My hopes for Odemwingie proved to be false ones, but if Ole can get Kenwyne Jones motivated and firing for the rest of the season, then he’s got it in him to be a real handful at Premier League level – it seems a risk worth taking to me (especially when you consider Odemwingie’s Cardiff career was going nowhere).
Ole also stated that a permanent deal had been all but completed for Manchester United left back Fabio Da Silva. A pretty uninspiring loan spell at relegated QPR last season and a perception that he was living in the shadow of his twin brother Rafael meant that I wasn’t really too enthused when I first heard the rumours (which have been around for a few weeks) of his arrival at Cardiff, but, having read what has been said about him on a couple of Manchester United messageboards, I’m more upbeat about what he can give us.
From two deals which look like being completed to one which has seemed to be in the bag on at least a couple of occasions and yet has still not gone through. On Thursday it was being reported that Wilfried Zaha was undergoing a medical before his loan move and could well be playing at Bolton, but with no more concrete news in the following three days yet, it seems that there might well have been a hitch in negotiations.
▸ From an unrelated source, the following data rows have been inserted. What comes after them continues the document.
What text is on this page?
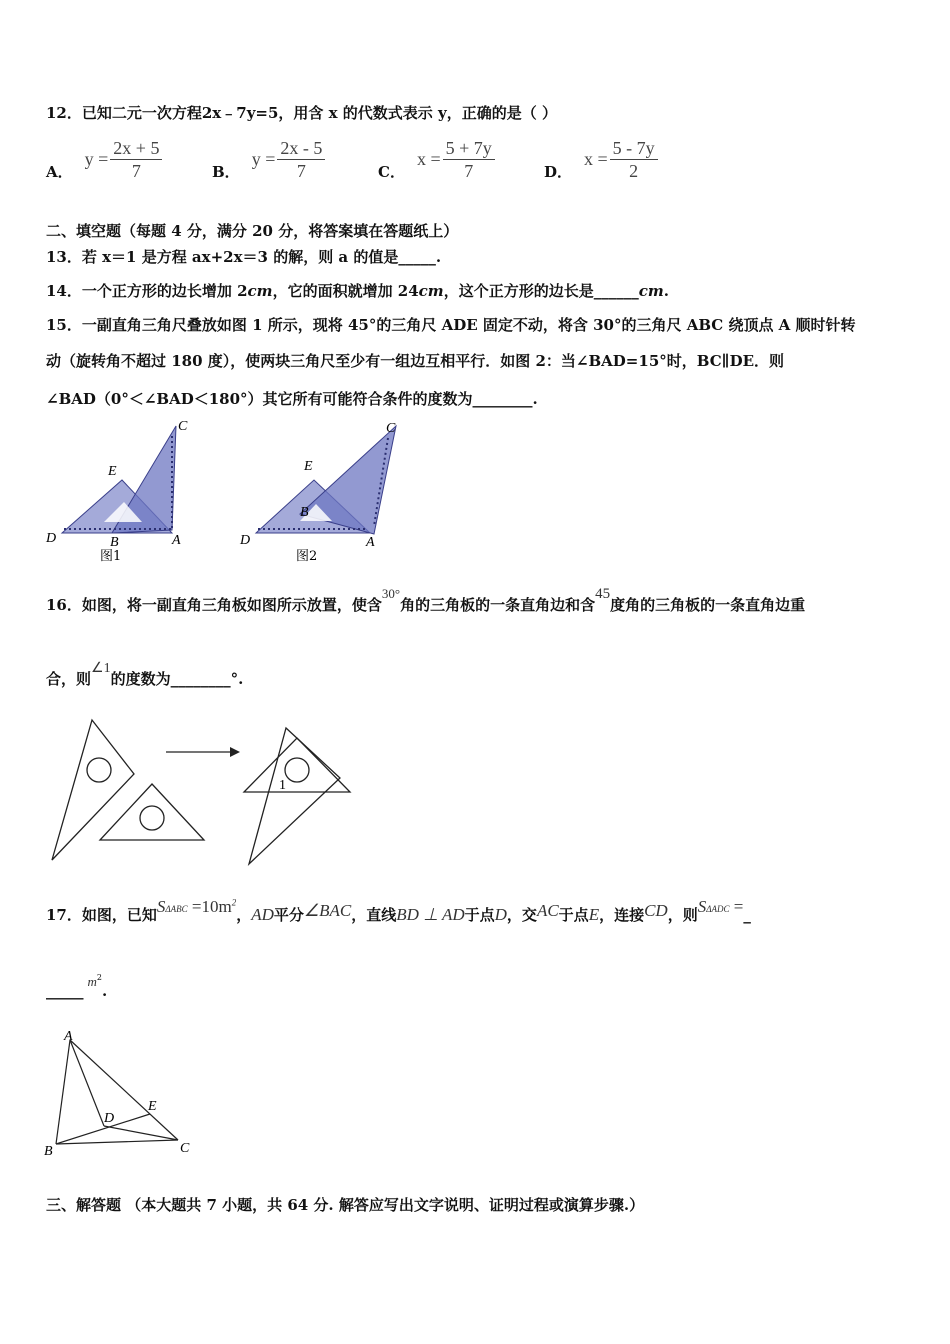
12．已知二元一次方程2x﹣7y=5，用含 x 的代数式表示 y，正确的是（ ）
A．
$y = \frac{2x + 5}{7}$	B．
$y = \frac{2x - 5}{7}$	C．
$x = \frac{5 + 7y}{7}$	D．
$x = \frac{5 - 7y}{2}$
二、填空题（每题 4 分，满分 20 分，将答案填在答题纸上）
13．若 x＝1 是方程 ax+2x＝3 的解，则 a 的值是_____.
14．一个正方形的边长增加 2cm，它的面积就增加 24cm，这个正方形的边长是______cm.
15．一副直角三角尺叠放如图 1 所示，现将 45°的三角尺 ADE 固定不动，将含 30°的三角尺 ABC 绕顶点 A 顺时针转
动（旋转角不超过 180 度），使两块三角尺至少有一组边互相平行．如图 2：当∠BAD=15°时，BC∥DE．则
∠BAD（0°＜∠BAD＜180°）其它所有可能符合条件的度数为________.
C
E
D	B	A
图1
C
E
D
B
A
图2
16．如图，将一副直角三角板如图所示放置，使含30°角的三角板的一条直角边和含45度角的三角板的一条直角边重
合，则∠1的度数为________°.
1
17．如图，已知$S\Delta ABC =10m^2$，AD平分∠BAC，直线BD ⊥ AD于点D，交AC于点E，连接CD，则SΔADC =_
$\_\_\_\_\_m^2$.
A
B	C
D
E
三、解答题 （本大题共 7 小题，共 64 分. 解答应写出文字说明、证明过程或演算步骤.）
Zaha may well end up at Cardiff, but I won’t be distraught if he doesn’t – he’s a talent for sure and I don’t think Palace would be in this division now if he hadn’t been playing for them last spring, but to read some of the stuff the local press were coming out with a couple of days ago, you would have thought we could be signing someone in the Messi/Ronaldo class rather than a kid with plenty to prove who has not started a Premier League match yet.
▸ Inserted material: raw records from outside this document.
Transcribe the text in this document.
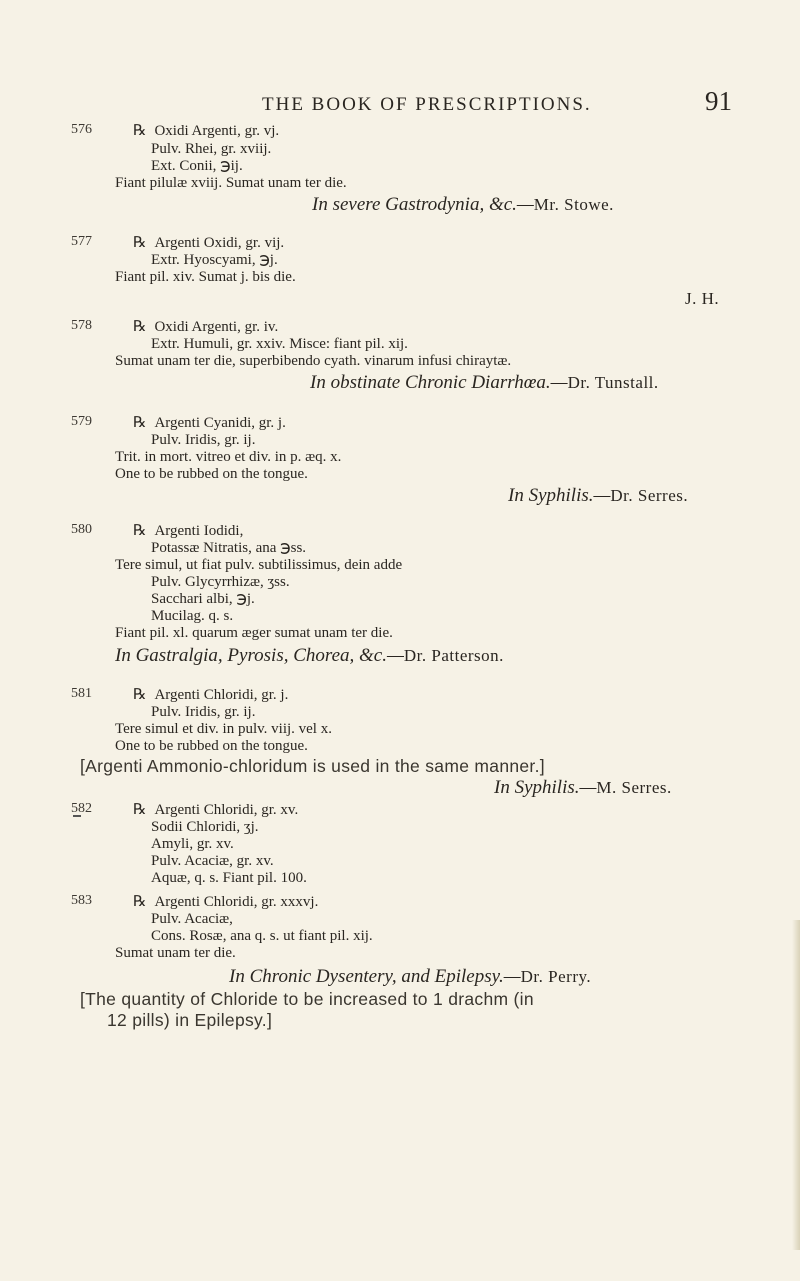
THE BOOK OF PRESCRIPTIONS.	91
576	℞ Oxidi Argenti, gr. vj.
Pulv. Rhei, gr. xviij.
Ext. Conii, ℈ij.
Fiant pilulæ xviij. Sumat unam ter die.
In severe Gastrodynia, &c.—Mr. Stowe.
577	℞ Argenti Oxidi, gr. vij.
Extr. Hyoscyami, ℈j.
Fiant pil. xiv. Sumat j. bis die.
J. H.
578	℞ Oxidi Argenti, gr. iv.
Extr. Humuli, gr. xxiv. Misce: fiant pil. xij.
Sumat unam ter die, superbibendo cyath. vinarum infusi chiraytæ.
In obstinate Chronic Diarrhœa.—Dr. Tunstall.
579	℞ Argenti Cyanidi, gr. j.
Pulv. Iridis, gr. ij.
Trit. in mort. vitreo et div. in p. æq. x.
One to be rubbed on the tongue.
In Syphilis.—Dr. Serres.
580	℞ Argenti Iodidi,
Potassæ Nitratis, ana ℈ss.
Tere simul, ut fiat pulv. subtilissimus, dein adde
Pulv. Glycyrrhizæ, ʒss.
Sacchari albi, ℈j.
Mucilag. q. s.
Fiant pil. xl. quarum æger sumat unam ter die.
In Gastralgia, Pyrosis, Chorea, &c.—Dr. Patterson.
581	℞ Argenti Chloridi, gr. j.
Pulv. Iridis, gr. ij.
Tere simul et div. in pulv. viij. vel x.
One to be rubbed on the tongue.
[Argenti Ammonio-chloridum is used in the same manner.]
In Syphilis.—M. Serres.
582	℞ Argenti Chloridi, gr. xv.
Sodii Chloridi, ʒj.
Amyli, gr. xv.
Pulv. Acaciæ, gr. xv.
Aquæ, q. s. Fiant pil. 100.
583	℞ Argenti Chloridi, gr. xxxvj.
Pulv. Acaciæ,
Cons. Rosæ, ana q. s. ut fiant pil. xij.
Sumat unam ter die.
In Chronic Dysentery, and Epilepsy.—Dr. Perry.
[The quantity of Chloride to be increased to 1 drachm (in
12 pills) in Epilepsy.]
A couple of rumoured targets are Wigan centre half Ivan Ramis and Argentinian international winger Ignacio ‘Nacho’ Scocco. There are Wigan fans who say they would have stayed up last season if it hadn’t been for the cruciate knee injury that kept Ramis out for the last four months of the campaign and he would appear to be the kind of footballing centre half Ole wants, but this is another deal which seems to have gone cold after looking well on the way to going through a couple of days ago when it was being reported that our bid had been accepted. Scocco, who had a tremendous goalscoring record at Brazilian club Internacional last season, is, apparently, a target for us and Sunderland – if this is true, then I would say that the prospect of an appearance of a Wembley appearance in the League Cup Final for the Wearsiders would appear to give them an advantage we cannot compete with except by offering well over the odds when it comes to wages.
Finally, it was hoped that our latest signing from Molde midfield man/striker Jo Inge Berget would be in the squad for the game at Bolton, but his international clearance did not come through in time. Berget, four times capped by Norway, had told Molde that he had no plans to renew his contract once it ran out this summer and so this is a signing which I assume did not cost us that much – whether he is the sort of player who can make a difference in our fight to stay up remains to be seen.